The Johannesburg bourse has cautioned shareholders to be aware that IFCA Technologies made a loss in the last financial year.
The company's results for the year to December, released last week, contain an “emphasis of matter” audit opinion, the JSE says. It has annotated the share trading system with an E to indicate the audit opinion.
IFCA Tech is the second company in the IT sector to earn an annotation from the JSE this month. Two weeks ago, the bourse pointed out that Zaptronix also has an emphasis of matter audit report after it recorded a loss.
IFCA made a net loss of almost R2 million, which is an improvement on its 2008 loss of R35.9 million. The company says it is targeting a return to profitability.
Despite the improvement in earnings, it has not yet returned to profitability and the main objective in the next financial year is to secure new sales and to restore profitability, it says.
IFCA Tech is an investment holding company that has two subsidiaries. IFCA sWare focuses on the group's software solutions and services, and IFCA hWare on the group's computerised business equipment solutions.
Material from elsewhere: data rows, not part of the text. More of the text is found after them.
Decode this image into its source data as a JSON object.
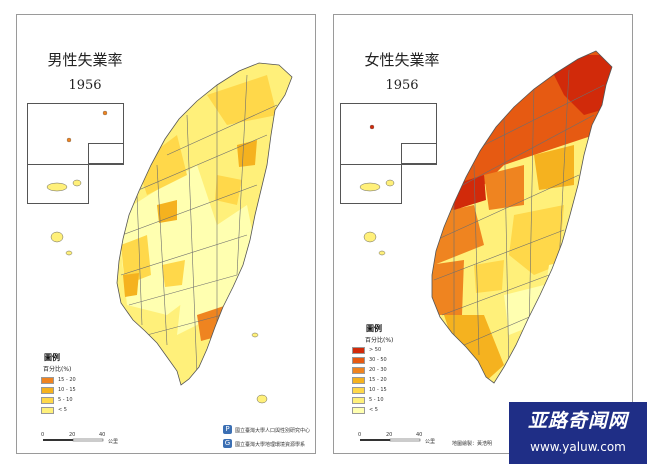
{
  "colors": {
    "c1": "#ffffb0",
    "c2": "#fff07a",
    "c3": "#ffd84a",
    "c4": "#f5b21f",
    "c5": "#ef8420",
    "c6": "#e65a12",
    "c7": "#d12a0a",
    "boundary": "#6e6e6e",
    "watermark_bg": "#1f2e86"
  },
  "maps": [
    {
      "title": "男性失業率",
      "year": "1956",
      "legend": {
        "title": "圖例",
        "subtitle": "百分比(%)",
        "items": [
          {
            "label": "15 - 20",
            "color": "#ef8420"
          },
          {
            "label": "10 - 15",
            "color": "#f5b21f"
          },
          {
            "label": "5 - 10",
            "color": "#ffd84a"
          },
          {
            "label": "< 5",
            "color": "#fff07a"
          }
        ]
      },
      "scale": {
        "labels": [
          "0",
          "20",
          "40"
        ],
        "unit": "公里"
      },
      "credits": [
        "國立臺灣大學人口與性別研究中心",
        "國立臺灣大學地理環境資源學系"
      ]
    },
    {
      "title": "女性失業率",
      "year": "1956",
      "legend": {
        "title": "圖例",
        "subtitle": "百分比(%)",
        "items": [
          {
            "label": "> 50",
            "color": "#d12a0a"
          },
          {
            "label": "30 - 50",
            "color": "#e65a12"
          },
          {
            "label": "20 - 30",
            "color": "#ef8420"
          },
          {
            "label": "15 - 20",
            "color": "#f5b21f"
          },
          {
            "label": "10 - 15",
            "color": "#ffd84a"
          },
          {
            "label": "5 - 10",
            "color": "#fff07a"
          },
          {
            "label": "< 5",
            "color": "#ffffb0"
          }
        ]
      },
      "scale": {
        "labels": [
          "0",
          "20",
          "40"
        ],
        "unit": "公里"
      },
      "credits": [
        "地圖繪製：黃浩明"
      ]
    }
  ],
  "watermark": {
    "title": "亚路奇闻网",
    "url": "www.yaluw.com"
  }
}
The company says it appointed a new CEO, Jeffrey Christopher, at the beginning of the 2009 financial year. Christopher led IFCA's operations in the Philippines, turning the business around from a loss-making operation five years ago to a profitable venture.
IFCA Tech will also have access to software designed by parent company IFCA Malaysia. The new .Net software will be made available to clients and will compete with major ERP software products in SA.
The company's shares were flat at 5c on Friday.